Bisnis.com, MANADO – Dinas Perindustrian dan Perdagangan Kabupaten Kepulauan Sangihe bersama Kementerian Perindustrian memfasilitasi pelatihan bagi para perajin bambu batik di Desa Bowongkulu dan Desa Binala.
Kepala Disperindag Sangihe Feliks Gaghaube mengatakan, pelatihan itu dilakukan selama 5 hari, dimulai sejak Jumat (23/8/2019) hingga Selasa (27/8/2019). Pelatihan ini melibatkan 10 kelompok perajin dari Dewa Bowongkulu dan dua kelompok perajin dari Desa Binala.
“Saya bersyukur Kementerian Perindustrian sangat peduli dengan karya dari daerah kami dengan memberikan pelatihan kepada para perajin, lewat Dirjen IKM,” katanya kepada Bisnis, Selasa (27/8/2019) malam.
Dia menjelaskan, meski berlangsung singkat pelatihan ini disambut dengan antusias tinggi oleh para perajin. Menurutnya, para peserta pelatihan mendapatkan variasi desain produk baru yang dapat dihasilkan dari bambu batik khas Sangihe itu.
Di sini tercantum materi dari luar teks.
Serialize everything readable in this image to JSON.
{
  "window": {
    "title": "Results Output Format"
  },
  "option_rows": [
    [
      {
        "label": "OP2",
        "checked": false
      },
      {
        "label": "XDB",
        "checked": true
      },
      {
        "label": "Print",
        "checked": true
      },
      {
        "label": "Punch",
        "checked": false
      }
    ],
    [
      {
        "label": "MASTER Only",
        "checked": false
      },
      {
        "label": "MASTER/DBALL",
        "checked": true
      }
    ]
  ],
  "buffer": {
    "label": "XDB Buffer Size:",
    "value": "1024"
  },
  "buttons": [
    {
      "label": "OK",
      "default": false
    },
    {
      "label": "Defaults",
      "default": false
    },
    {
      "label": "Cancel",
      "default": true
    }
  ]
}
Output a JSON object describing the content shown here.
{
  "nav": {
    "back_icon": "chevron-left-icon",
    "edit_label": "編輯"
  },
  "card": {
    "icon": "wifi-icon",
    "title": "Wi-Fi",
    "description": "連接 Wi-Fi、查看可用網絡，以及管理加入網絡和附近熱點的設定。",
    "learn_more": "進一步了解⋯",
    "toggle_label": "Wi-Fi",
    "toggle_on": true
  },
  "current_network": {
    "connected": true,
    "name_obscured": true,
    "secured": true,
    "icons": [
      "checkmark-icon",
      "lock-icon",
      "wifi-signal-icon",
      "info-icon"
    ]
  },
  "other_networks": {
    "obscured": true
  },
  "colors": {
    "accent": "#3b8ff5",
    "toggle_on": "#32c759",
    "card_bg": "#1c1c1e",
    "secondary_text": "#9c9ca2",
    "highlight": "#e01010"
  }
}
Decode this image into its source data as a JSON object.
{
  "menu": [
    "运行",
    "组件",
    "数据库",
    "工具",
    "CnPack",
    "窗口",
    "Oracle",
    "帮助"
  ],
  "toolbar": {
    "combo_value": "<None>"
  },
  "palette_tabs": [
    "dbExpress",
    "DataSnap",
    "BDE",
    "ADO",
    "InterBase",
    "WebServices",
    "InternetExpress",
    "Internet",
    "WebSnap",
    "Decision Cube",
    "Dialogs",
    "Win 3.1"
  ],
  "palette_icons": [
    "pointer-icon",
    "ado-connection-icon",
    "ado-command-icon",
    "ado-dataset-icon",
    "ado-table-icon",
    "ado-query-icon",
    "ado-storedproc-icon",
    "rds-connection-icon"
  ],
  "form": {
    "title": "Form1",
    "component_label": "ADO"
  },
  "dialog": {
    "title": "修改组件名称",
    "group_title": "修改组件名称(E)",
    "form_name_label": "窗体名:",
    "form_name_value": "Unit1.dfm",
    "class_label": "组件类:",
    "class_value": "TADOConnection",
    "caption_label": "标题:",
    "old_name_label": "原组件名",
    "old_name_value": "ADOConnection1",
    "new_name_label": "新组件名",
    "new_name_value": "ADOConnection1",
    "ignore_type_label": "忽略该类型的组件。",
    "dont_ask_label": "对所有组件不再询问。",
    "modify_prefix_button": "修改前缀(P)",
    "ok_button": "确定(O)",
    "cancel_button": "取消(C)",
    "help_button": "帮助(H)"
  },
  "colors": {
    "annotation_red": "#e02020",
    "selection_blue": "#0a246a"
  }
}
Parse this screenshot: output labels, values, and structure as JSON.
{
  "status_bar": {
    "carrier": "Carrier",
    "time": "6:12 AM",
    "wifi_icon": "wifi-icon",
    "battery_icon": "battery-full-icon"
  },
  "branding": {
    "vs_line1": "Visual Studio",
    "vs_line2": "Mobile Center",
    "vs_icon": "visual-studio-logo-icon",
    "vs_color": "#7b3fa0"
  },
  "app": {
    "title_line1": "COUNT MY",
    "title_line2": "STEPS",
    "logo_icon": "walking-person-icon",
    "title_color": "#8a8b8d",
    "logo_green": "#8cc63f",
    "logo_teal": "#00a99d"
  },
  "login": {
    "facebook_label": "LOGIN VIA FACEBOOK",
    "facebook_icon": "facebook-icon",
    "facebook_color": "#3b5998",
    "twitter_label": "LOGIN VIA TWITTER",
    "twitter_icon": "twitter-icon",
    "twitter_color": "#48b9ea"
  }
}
“Masyarakat sangat antusias, mereka cuma 5 hari pelatihan tapi sudah mendapatkan banyak variasi desain baru, dampaknya besar sekali untuk para perajin,” ujarnya
Bambu batik merupakan bambu khas dari Sangihe yang memiliki motif dan corak unik. Kerajinan dari bambu batik yang paling umum ditemui di sana adalah furnitur seperti meja dan kursi. Pemasaran produk ini dilakukan melalui Badan Usaha Milik Desa (BUM-Des).
Sekretaris Desa Bowongkulu Ahmad Tahumir mengatakan, di desanya ada sekitar 50 orang perajin yang tergabung dalam beberapa kelompok. Masing-masing perajin memproduksi furnitur dari bambu batik di rumahnya.
Untuk membuat satu kursi dibutuhkan sekitar 10 batang bambu batik yang perbatangnya memakan biaya sekitar Rp30.000. Proses pembuatan satu set kursi memakan waktu hingga 1 pekan. Setalah menjadi kursi, perajin membanderolnya dengan harga sekitar Rp2,5 juta.
Dia mengatakan, kendala yang dihadapi para perajin adalah pemasaran produk bambu batik tersebut. Setalah dipasarkan melalui BUM-Des, perajin bisa menunggu hingga sebulan lebih hingga barangnya laku. Sambil menunggu terjual, para perajin biasanya mengandalkan pekerjaan lain seperti bertani.
“Bisa sampai 1 bulan kalau tidak ada yang beli. Tapi ada pekerjaan lain, paling besar memang dari mengolah bambu ini tapi biasanya kami juga bertani di lahan sendiri, tanam umbi-umbian dan rica,” tuturnya.
Ahmad menuturkan, keterbatasan variasi desain juga menjadi kendala bagi para perajin. Menurutnya, desain yang mereka kuasai saat ini diwariskan secara turun temurun. Dia mengharapkan dengan adanya pelatihan ini dapat mendorong kreativitas para perajin bambu batik.